Equity culture vs bonus culture

Paul Graham has a new essay on the challenges of concepts of property that don’t work.  For instance, ownership of smells, which might work on a moonbase selling air with distinctive scents to people, but strikes us as a foolish use of property here on earth.  Graham compares this with the problems in the music and movie industries, where claims of ownership have been extended to a range of new forms of copying and transmission:

Ultimately it comes down to common sense. When you’re abusing the legal system by trying to use mass lawsuits against randomly chosen people as a form of exemplary punishment, or lobbying for laws that would break the Internet if they passed, that’s ipso facto evidence you’re using a definition of property that doesn’t work.

Universities haven’t quite gotten so far as mass lawsuits, but they are pushing a claim to property that extends beyond mere inventions (which is bad enough) to include know how, expertise, and the like.  These are forms of property that “don’t work” in university research settings.   There is only so far one can go forcing the issue with policy demands.

With regard to the music and movie industries, Graham argues that there is a problem of “short-term greed”:

the underlying problem with the labels and studios is that the people who run them are driven by bonuses rather than equity. If they were driven by equity they’d be looking for ways to take advantage of technological change instead of fighting it. But building new things takes too long. Their bonuses depend on this year’s revenues, and the best way to increase those is to extract more money from stuff they do already.

Something similar is going on at our universities.  The “equity” that matters is the long-term value of the university’s activities to the community, as evidenced by the many ways in which university faculty, staff, and students take up the challenges of the community and assist, and discover and develop new things that people find, later, of value.   Cash from licensing university-claimed inventions is a form of bonus.  Building the new things, the technological and social change by which research and community engage–that apparently takes too long.  How long?  Perhaps a decade or more. And how long does it take to undermine those relationships and put people and their organizations back a score of years in terms of trust? Maybe a year or two.

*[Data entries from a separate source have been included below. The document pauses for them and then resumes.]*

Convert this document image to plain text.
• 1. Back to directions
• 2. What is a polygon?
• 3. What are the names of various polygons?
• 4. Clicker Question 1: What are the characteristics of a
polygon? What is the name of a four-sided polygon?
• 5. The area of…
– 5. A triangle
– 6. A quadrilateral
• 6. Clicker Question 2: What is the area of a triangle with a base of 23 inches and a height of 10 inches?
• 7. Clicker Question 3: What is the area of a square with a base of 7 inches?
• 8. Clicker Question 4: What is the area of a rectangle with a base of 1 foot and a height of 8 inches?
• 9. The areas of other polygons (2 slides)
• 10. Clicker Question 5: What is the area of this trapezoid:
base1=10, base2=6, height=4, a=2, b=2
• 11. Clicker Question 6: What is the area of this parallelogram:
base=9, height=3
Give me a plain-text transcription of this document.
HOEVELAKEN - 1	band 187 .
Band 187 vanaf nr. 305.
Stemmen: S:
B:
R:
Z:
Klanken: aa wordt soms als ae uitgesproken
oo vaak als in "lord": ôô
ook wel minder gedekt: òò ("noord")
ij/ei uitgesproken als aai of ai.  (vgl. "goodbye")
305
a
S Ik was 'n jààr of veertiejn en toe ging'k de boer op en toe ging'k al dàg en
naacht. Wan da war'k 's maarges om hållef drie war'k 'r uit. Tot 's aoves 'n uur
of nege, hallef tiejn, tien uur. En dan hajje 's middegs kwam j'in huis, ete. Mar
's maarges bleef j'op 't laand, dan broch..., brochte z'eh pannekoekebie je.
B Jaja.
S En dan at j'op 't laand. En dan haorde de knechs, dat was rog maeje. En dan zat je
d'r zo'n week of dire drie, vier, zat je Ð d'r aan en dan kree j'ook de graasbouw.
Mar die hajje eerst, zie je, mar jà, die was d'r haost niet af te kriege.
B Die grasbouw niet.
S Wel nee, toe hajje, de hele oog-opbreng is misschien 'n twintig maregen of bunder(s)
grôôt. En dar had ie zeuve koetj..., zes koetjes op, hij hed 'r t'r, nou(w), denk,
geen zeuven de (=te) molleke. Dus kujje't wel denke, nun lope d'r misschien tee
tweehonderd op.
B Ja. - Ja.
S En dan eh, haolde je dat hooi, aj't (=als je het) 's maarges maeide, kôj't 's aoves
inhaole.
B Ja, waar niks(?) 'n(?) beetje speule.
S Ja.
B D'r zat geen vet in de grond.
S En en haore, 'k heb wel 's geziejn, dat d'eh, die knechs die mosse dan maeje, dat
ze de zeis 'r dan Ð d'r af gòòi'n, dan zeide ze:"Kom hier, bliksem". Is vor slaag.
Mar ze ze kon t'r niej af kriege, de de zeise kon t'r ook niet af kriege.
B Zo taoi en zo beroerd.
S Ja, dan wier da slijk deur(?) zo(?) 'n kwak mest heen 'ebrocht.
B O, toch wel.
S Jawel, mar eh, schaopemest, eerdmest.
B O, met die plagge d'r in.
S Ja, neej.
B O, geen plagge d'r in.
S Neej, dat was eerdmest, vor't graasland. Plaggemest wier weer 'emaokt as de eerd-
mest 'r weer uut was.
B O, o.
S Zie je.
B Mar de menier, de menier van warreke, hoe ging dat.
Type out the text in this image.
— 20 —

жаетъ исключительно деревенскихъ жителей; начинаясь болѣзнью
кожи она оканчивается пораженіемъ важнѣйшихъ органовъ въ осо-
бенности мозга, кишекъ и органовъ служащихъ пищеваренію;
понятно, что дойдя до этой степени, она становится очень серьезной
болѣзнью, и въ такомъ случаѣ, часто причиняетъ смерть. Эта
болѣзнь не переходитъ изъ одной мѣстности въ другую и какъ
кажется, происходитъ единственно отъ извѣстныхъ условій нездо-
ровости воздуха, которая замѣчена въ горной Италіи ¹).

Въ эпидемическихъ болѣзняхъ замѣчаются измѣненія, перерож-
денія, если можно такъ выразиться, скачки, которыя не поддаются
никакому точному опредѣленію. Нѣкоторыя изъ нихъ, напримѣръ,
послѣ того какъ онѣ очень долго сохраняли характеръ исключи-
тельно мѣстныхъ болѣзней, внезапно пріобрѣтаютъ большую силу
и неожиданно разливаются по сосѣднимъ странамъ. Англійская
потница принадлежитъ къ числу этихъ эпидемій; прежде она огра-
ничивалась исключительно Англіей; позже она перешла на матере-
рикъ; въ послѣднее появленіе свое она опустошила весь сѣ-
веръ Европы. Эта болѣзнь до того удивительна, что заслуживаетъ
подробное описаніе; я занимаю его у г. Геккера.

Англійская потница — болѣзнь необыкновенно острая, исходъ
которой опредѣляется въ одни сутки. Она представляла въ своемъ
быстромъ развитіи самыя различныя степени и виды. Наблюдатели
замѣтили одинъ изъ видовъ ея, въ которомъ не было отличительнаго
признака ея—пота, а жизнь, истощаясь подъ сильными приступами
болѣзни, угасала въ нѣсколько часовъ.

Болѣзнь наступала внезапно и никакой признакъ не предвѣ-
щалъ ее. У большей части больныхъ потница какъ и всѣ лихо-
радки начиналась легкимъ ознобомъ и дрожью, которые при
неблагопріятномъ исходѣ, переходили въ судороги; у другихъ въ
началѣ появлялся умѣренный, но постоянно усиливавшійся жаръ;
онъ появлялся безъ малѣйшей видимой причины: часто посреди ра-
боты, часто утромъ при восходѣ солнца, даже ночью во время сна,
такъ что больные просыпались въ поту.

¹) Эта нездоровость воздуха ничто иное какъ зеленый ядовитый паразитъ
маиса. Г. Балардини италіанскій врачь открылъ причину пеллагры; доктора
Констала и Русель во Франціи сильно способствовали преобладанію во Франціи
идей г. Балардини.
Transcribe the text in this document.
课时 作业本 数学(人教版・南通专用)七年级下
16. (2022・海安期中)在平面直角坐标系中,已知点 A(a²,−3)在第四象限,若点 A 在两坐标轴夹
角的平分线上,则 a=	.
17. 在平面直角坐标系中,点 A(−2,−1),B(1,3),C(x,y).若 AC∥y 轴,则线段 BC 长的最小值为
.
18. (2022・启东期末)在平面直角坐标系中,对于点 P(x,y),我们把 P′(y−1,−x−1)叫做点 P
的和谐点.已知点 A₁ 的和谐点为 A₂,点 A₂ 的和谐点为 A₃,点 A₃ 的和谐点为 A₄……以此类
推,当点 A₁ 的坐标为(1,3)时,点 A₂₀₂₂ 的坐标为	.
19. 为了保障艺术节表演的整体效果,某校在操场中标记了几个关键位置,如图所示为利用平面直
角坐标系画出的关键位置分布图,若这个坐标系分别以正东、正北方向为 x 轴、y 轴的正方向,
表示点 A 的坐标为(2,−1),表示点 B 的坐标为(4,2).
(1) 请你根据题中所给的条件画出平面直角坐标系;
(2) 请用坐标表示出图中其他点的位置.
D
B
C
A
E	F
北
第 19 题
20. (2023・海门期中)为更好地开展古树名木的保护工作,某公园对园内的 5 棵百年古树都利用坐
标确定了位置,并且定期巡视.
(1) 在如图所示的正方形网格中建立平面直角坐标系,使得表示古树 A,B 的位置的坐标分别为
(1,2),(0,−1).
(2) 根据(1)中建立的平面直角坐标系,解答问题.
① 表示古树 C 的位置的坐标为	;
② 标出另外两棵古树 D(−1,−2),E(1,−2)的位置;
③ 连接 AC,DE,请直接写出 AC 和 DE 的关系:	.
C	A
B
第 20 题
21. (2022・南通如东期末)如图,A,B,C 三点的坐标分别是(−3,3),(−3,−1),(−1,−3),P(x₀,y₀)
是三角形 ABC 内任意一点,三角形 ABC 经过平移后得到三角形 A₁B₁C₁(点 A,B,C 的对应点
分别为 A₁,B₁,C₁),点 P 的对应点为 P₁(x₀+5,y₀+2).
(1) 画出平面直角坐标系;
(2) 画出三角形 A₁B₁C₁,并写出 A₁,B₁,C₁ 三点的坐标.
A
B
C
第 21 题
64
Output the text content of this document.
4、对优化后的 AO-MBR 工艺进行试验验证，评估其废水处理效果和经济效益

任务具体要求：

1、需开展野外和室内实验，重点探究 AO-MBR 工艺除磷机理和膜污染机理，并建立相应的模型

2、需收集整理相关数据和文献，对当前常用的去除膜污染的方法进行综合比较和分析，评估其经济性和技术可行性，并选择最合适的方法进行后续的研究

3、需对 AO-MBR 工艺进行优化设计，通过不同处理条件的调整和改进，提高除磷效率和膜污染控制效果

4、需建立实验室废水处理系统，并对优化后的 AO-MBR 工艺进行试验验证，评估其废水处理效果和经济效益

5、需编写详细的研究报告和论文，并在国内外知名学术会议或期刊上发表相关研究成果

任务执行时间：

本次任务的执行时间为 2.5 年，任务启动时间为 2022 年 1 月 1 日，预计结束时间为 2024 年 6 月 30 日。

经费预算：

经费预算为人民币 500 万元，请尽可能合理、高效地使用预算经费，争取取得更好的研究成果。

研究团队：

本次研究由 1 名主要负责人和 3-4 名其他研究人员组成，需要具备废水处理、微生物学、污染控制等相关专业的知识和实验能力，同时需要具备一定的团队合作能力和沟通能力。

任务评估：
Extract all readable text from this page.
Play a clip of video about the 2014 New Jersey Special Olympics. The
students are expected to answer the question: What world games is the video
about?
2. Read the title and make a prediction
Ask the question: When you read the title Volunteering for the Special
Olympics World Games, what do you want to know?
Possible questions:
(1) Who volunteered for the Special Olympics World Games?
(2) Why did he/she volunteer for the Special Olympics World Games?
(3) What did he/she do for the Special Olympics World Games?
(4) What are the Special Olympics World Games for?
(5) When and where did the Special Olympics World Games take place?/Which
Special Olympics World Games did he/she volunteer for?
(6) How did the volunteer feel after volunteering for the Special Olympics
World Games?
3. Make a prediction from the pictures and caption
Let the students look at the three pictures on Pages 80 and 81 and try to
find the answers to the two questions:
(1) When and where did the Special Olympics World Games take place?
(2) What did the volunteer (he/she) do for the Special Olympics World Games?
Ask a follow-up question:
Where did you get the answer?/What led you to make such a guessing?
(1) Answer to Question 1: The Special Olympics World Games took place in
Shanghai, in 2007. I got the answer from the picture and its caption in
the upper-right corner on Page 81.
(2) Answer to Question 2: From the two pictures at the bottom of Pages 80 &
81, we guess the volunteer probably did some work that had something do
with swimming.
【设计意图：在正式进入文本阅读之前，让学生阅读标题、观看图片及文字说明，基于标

How much are university administrators undoing in terms of long-term public trust–equity in universities–simply by transmogrifying faculty dedication of IP to the university as an agent into a university demand based on employment?  That sort of change reflects a move from institutional equity culture to bonus culture.   The dull shock, then, is to realize that the change advocated by administrators from dedication of IP to employment demand also changes the royalty sharing schedule from the part the inventors are dedicating to the university–part of equity culture–to a pitch by the university that faculty also adopt the bonus culture the administrators have adopted.   In this way, text that itself doesn’t change, such as a royalty sharing policy, comes to represent something entirely different as the circumstances around it change.  This is one of the great defects of piece-meal change of university IP policies, especially when some pieces of the change are defective or inept and later changes attempt to harmonize those defects into something that at least sounds coherent, as if non-contradictoriness is a sign that the policy must have been “improved”.